Analytical Model and Solution Illustrating Classical Optical Contribution to Giant Spectral Splitting in Strongly-Coupled Micro/nanocavity-atom System

Abstract

Many experimental observations have shown remarkably large or even giant spectral splitting in strongly-coupled micro/nanocavity-atom systems. Popularly, such a spectral splitting has been attributed to the Rabi splitting, a pure quantum mechanical effect. However, there are disputes regarding whether the spectral splitting caused by multiple emitters, such as excitons in J-aggregate of molecules, is a pure quantum effect or also contributed by classical optical effect.
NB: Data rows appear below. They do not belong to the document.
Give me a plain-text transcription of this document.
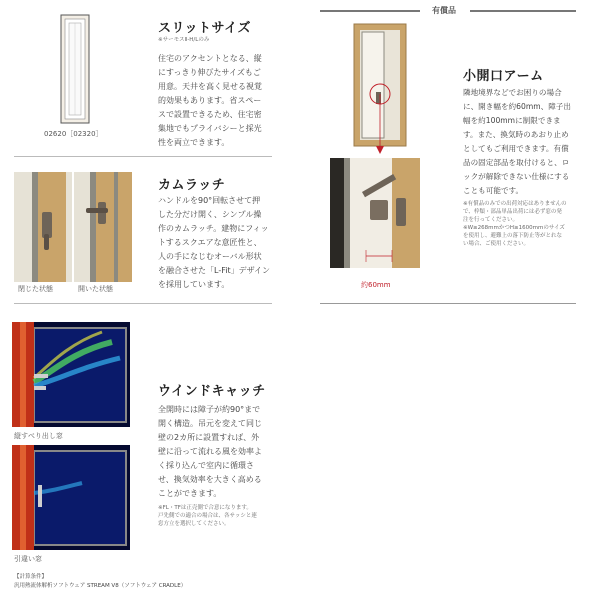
02620［02320］
スリットサイズ
※サーモスⅡ-H/Lのみ
住宅のアクセントとなる、縦
にすっきり伸びたサイズもご
用意。天井を高く見せる視覚
的効果もあります。省スペー
スで設置できるため、住宅密
集地でもプライバシーと採光
性を両立できます。
閉じた状態	開いた状態
カムラッチ
ハンドルを90°回転させて押
した分だけ開く、シンプル操
作のカムラッチ。建物にフィッ
トするスクエアな意匠性と、
人の手になじむオーバル形状
を融合させた「L-Fit」デザイン
を採用しています。
有償品
約60mm
小開口アーム
隣地境界などでお困りの場合
に、開き幅を約60mm、障子出
幅を約100mmに制限できま
す。また、換気時のあおり止め
としてもご利用できます。有償
品の固定部品を取付けると、ロ
ックが解除できない仕様にする
ことも可能です。
※有償品のみでの出荷対応はありませんの
で、枠類・部品単品出荷には必ず窓の発
注を行ってください。
※W≥268mmかつH≥1600mmのサイズ
を使用し、避難上の落下防止等がとれな
い場合、ご使用ください。
縦すべり出し窓
引違い窓
ウインドキャッチ
全開時には障子が約90°まで
開く構造。吊元を変えて同じ
壁の2カ所に設置すれば、外
壁に沿って流れる風を効率よ
く採り込んで室内に循環さ
せ、換気効率を大きく高める
ことができます。
※FL・TFは正売側で合意になります。
戸先側での適合の場合は、各サッシと連
窓方立を選択してください。
【計算条件】
汎用熱流体解析ソフトウェア STREAM V8（ソフトウェア CRADLE）
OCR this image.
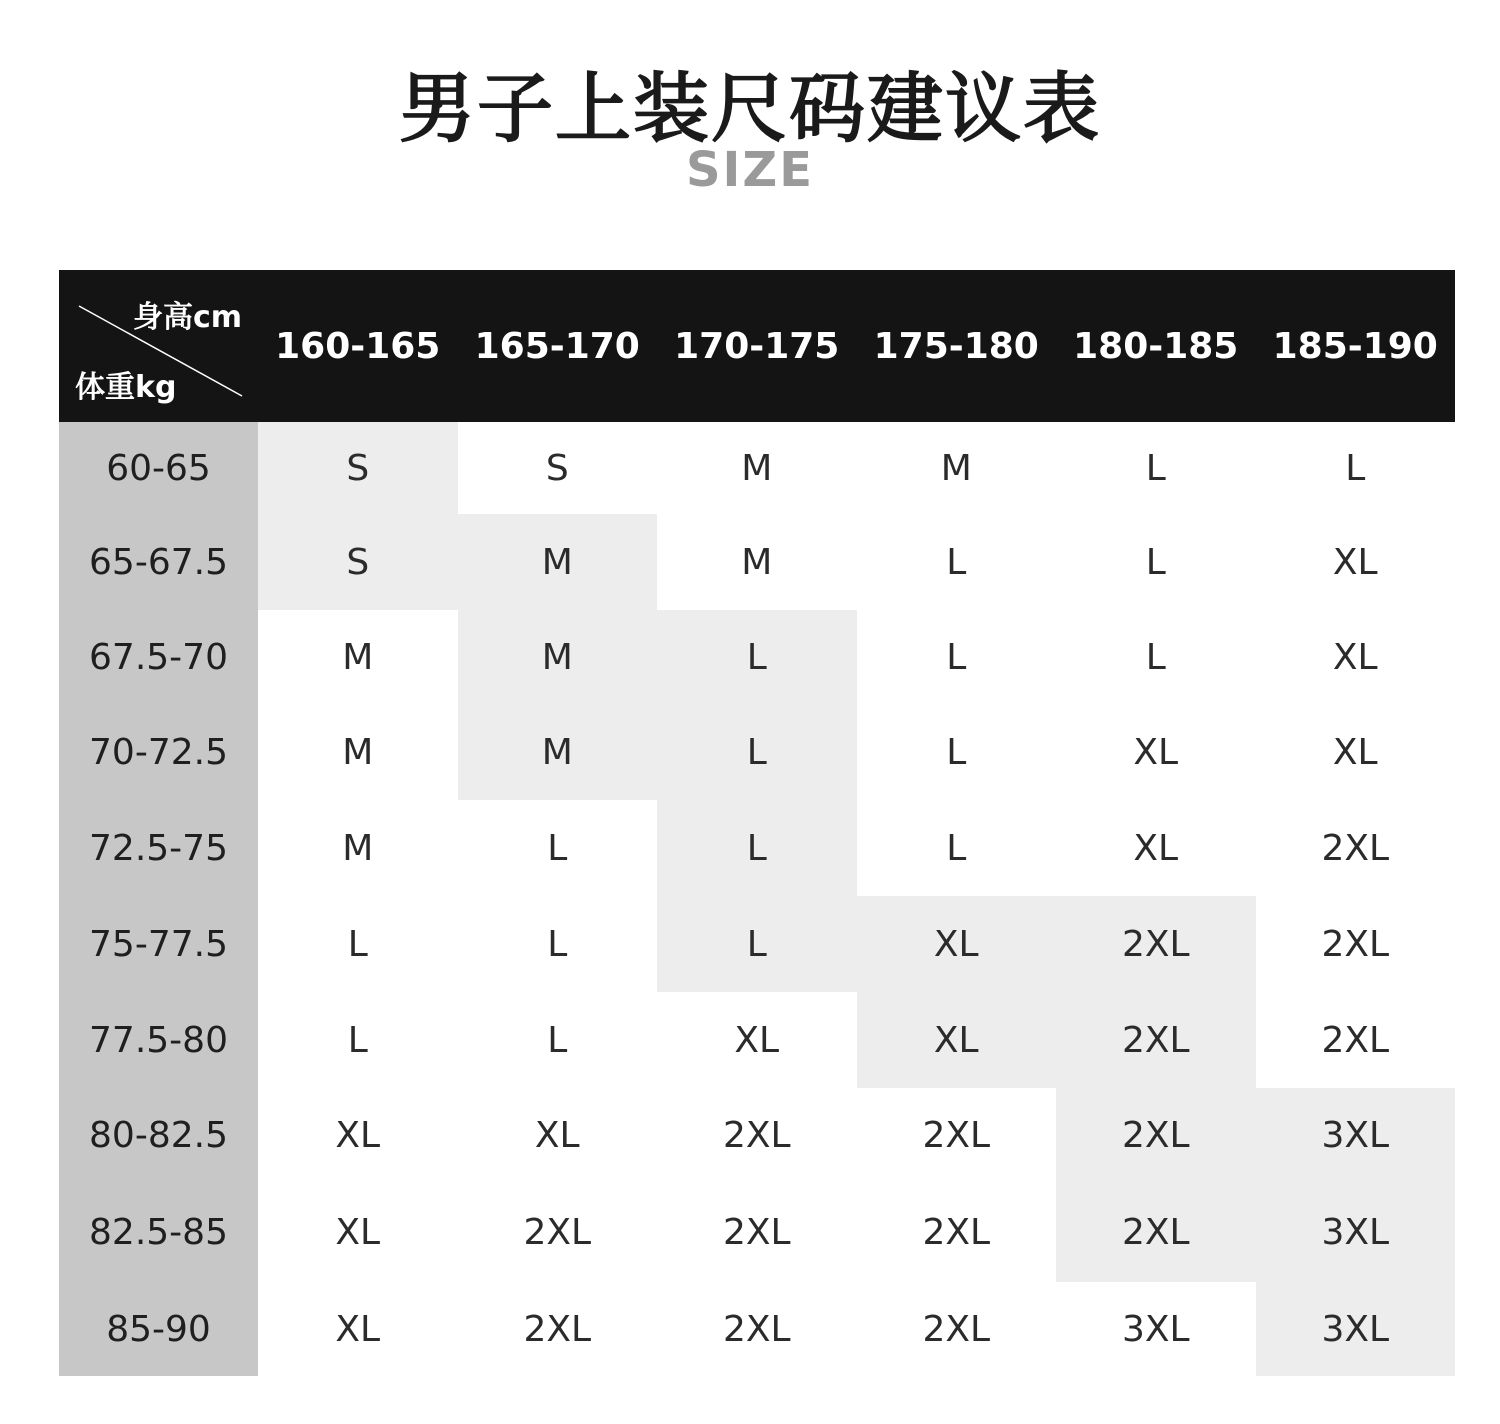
男子上装尺码建议表
SIZE
身高cm
体重kg
160-165 165-170 170-175 175-180 180-185 185-190
60-65	S	S	M	M	L	L
65-67.5	S	M	M	L	L	XL
67.5-70	M	M	L	L	L	XL
70-72.5	M	M	L	L	XL	XL
72.5-75	M	L	L	L	XL	2XL
75-77.5	L	L	L	XL	2XL	2XL
77.5-80	L	L	XL	XL	2XL	2XL
80-82.5	XL	XL	2XL	2XL	2XL	3XL
82.5-85	XL	2XL	2XL	2XL	2XL	3XL
85-90	XL	2XL	2XL	2XL	3XL	3XL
In this work, we address this difficult problem by building a model physical system of a practical Fabry-Perot high-Q optical microcavity involving Lorentz-dispersion atoms. Very interestingly, by performing evaluation and estimate upon several strongly-coupled cavity-atom systems, we have found that the classical optical splitting and quantum Rabi splitting can be in the same order of magnitude. Our studies clearly indicate that the phenomenon of “giant Rabi splitting” that has been extensively observed in many experiments can also be caused by classic optical effects in addition to quantum mechanical effect. In some cases, the contribution by classic optical effects may be comparable to or even exceeding the contribution from quantum effects. We expect that this work can constructing the true and complete physics picture underlying strong light-matter interaction in a micro/nanocavity system.